A Safe Route Through the I-280 Page Mill Interchange for Pedestrians and Cyclists

Lester Earnest (les at cs.stanford.edu)

2015.11.18

 

Thanks to Nadia Karbowska this can be read in Polish.

Thanks to Barbora Lebedová this can be read in Czech.

 

This is a shorter and simpler version of a proposal made to the Traffic Safety Committee of Los Altos Hills and to the Santa Clara County Department of Roads and Airports on November 18.

 

Cycling Physics: Cyclists are generally able to cross an adjacent vehicle lane by waiting for a gap that is large enough, then signaling and crossing the lane quickly. However in order to cross two adjacent lanes it is necessary for cyclists to find two larger gaps that appear concurrently in both lanes, which may never happen if there is dense traffic moving fast, such as during rush hours. Note that the current design of the subject interchange forces cyclists going either direction on Page Mill to attempt such a double crossing with a likelihood they will be hit from behind. In order for cyclists or pedestrians to cross two or more lanes of fast traffic, stop signs or traffic lights are required.

 

Pedestrian Physics:  Pedestrians, equestrians and other non-vehicular traffic can cross a single lane of traffic without a stop sign or traffic signal if traffic flow has substantial gaps and is not moving fast. However where there are two or more lanes or high traffic volumes or speeds either a traffic signal or stop sign is required.

 

Those safety considerations were ignored in the design of the I-280 interchange with Page Mill Expressway , as observed by the Town Council of Los Altos Hills on June 7, 1965, shortly before the construction of I-280 was completed – see https://web.stanford.edu/~learnest/sv/1965.06.07.pdf . However their safety request was ignored by Caltrans.

 

There were many subsequent attempts to get this dangerous road configuration fixed but the occasional serious injuries to cyclists were not tracked by governmental authorities nor were they addressed. There apparently were few pedestrian injuries because very few such people attempted to get through that interchange since it was obviously dangerous. Instead of fixing those hazards, in 1999 Caltrans reconfigured the interchange so as to make it even more dangerous for both cyclists and pedestrians and, as a result, a cyclist was hit and killed on November 3, 2015 while trying to cross two lanes of fast traffic to reach the bike lane, which was a necessary maneuver in order to get through the interchange.

 

There is a simple and relatively inexpensive solution to both the cycling and pedestrian problems that I first proposed in 2010, as follows.

1.    Immediately remove the pedestrian crossing markings at the bottom of the two lane northbound off-ramp, which invites westbound pedestrians to step off the curb on the far side of a blind curve to cross two lanes of traffic moving at about 60 MPH, with no traffic light.
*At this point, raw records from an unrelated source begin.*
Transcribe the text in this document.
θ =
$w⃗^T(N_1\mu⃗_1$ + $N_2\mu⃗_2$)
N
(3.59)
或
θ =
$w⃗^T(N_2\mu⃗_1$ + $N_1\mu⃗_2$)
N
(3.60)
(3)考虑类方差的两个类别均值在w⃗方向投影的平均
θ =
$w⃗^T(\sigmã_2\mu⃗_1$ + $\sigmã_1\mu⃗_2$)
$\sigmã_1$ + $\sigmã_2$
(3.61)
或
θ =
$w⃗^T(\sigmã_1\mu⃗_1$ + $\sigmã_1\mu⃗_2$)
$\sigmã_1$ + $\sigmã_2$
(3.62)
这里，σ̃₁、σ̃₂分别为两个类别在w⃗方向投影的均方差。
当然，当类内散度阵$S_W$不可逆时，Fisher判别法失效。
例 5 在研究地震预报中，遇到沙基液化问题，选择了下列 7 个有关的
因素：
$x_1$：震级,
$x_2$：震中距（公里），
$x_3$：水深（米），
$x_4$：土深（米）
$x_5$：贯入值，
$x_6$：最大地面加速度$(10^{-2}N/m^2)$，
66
The only reason no one has been killed there yet is that mature adults can see that it is too dangerous to try crossing. However a youngster might see the pedestrian crossing lane and proceed.  We should not continue to tempt fate since that pedestrian route leads nowhere and the line removal will cost almost nothing.
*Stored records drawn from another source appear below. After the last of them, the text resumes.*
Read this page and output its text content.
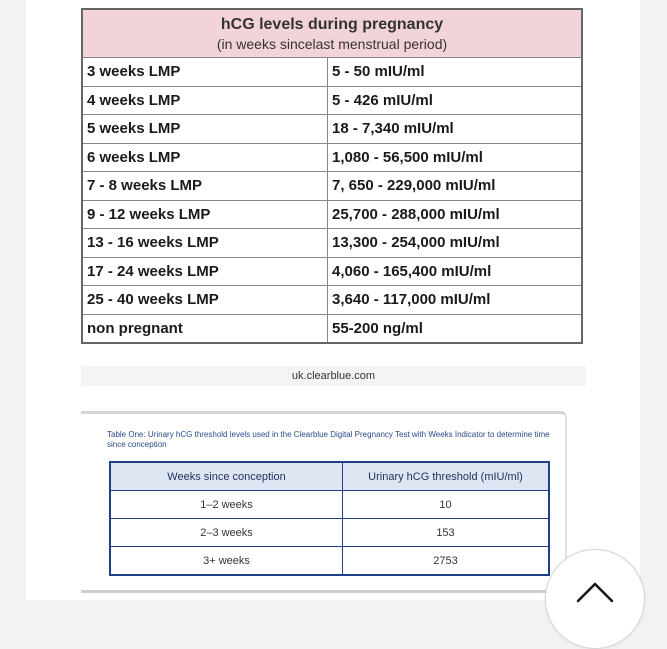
hCG levels during pregnancy
(in weeks sincelast menstrual period)	

3 weeks LMP	5 - 50 mIU/ml
4 weeks LMP	5 - 426 mIU/ml
5 weeks LMP	18 - 7,340 mIU/ml
6 weeks LMP	1,080 - 56,500 mIU/ml
7 - 8 weeks LMP	7, 650 - 229,000 mIU/ml
9 - 12 weeks LMP	25,700 - 288,000 mIU/ml
13 - 16 weeks LMP	13,300 - 254,000 mIU/ml
17 - 24 weeks LMP	4,060 - 165,400 mIU/ml
25 - 40 weeks LMP	3,640 - 117,000 mIU/ml
non pregnant	55-200 ng/ml
uk.clearblue.com
Table One: Urinary hCG threshold levels used in the Clearblue Digital Pregnancy Test with Weeks Indicator to determine time since conception
Weeks since conception	Urinary hCG threshold (mIU/ml)
1–2 weeks	10
2–3 weeks	153
3+ weeks	2753
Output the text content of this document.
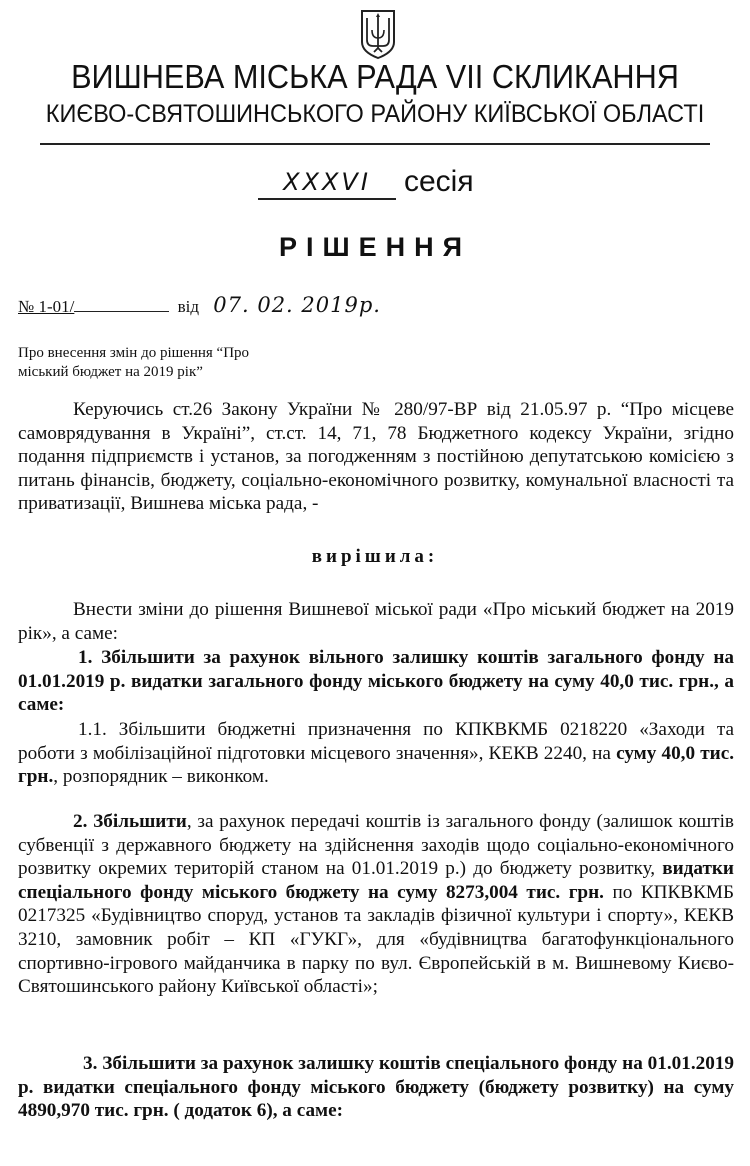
ВИШНЕВА МІСЬКА РАДА VII СКЛИКАННЯ
КИЄВО-СВЯТОШИНСЬКОГО РАЙОНУ КИЇВСЬКОЇ ОБЛАСТІ
XXXVI	сесія
РІШЕННЯ
№ 1-01/	від 07. 02. 2019р.
Про внесення змін до рішення “Про
міський бюджет на 2019 рік”
Керуючись ст.26 Закону України № 280/97-ВР від 21.05.97 р. “Про місцеве самоврядування в Україні”, ст.ст. 14, 71, 78 Бюджетного кодексу України, згідно подання підприємств і установ, за погодженням з постійною депутатською комісією з питань фінансів, бюджету, соціально-економічного розвитку, комунальної власності та приватизації, Вишнева міська рада, -
вирішила:
Внести зміни до рішення Вишневої міської ради «Про міський бюджет на 2019 рік», а саме:
1. Збільшити за рахунок вільного залишку коштів загального фонду на 01.01.2019 р. видатки загального фонду міського бюджету на суму 40,0 тис. грн., а саме:
1.1. Збільшити бюджетні призначення по КПКВКМБ 0218220 «Заходи та роботи з мобілізаційної підготовки місцевого значення», КЕКВ 2240, на суму 40,0 тис. грн., розпорядник – виконком.
2. Збільшити, за рахунок передачі коштів із загального фонду (залишок коштів субвенції з державного бюджету на здійснення заходів щодо соціально-економічного розвитку окремих територій станом на 01.01.2019 р.) до бюджету розвитку, видатки спеціального фонду міського бюджету на суму 8273,004 тис. грн. по КПКВКМБ 0217325 «Будівництво споруд, установ та закладів фізичної культури і спорту», КЕКВ 3210, замовник робіт – КП «ГУКГ», для «будівництва багатофункціонального спортивно-ігрового майданчика в парку по вул. Європейській в м. Вишневому Києво-Святошинського району Київської області»;
3. Збільшити за рахунок залишку коштів спеціального фонду на 01.01.2019 р. видатки спеціального фонду міського бюджету (бюджету розвитку) на суму 4890,970 тис. грн. ( додаток 6), а саме:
2.    Promptly build a two-way shared path for non-vehicular traffic composed of asphalt 12 feet wide connecting Old Page Mill Road to Arastradero and upper Page Mill Roads by way of the north side of the interchange, as shown below, including button-operated traffic lights to enable safe crossing of the one-lane west to northbound on-ramp and the two-lane west to southbound on-ramp, as shown in the sketch below. The length of the path will be around 100 yards.

 

This will bypass the dangerous parts of the interchange so as to enable people riding bikes or trikes as well as pedestrians, equestrians, those in wheelchairs or pushing baby buggies and the blind to get through the interchange safely. Furthermore, this solution will be less expensive and quicker to build than any alternative that provides full non-vehicular access.

 

This 2010 proposal was subsequently incorporated into County Roads proposals for more advanced designs for motor vehicles, so it can be regarded as a step toward the future. However the more sweeping proposals shown so far fail to meet the cycling and pedestrian physics standards shown above.

 

Recommendation. This proposal can and should be implemented promptly so as to greatly reduce the likelihood of further injuries or deaths.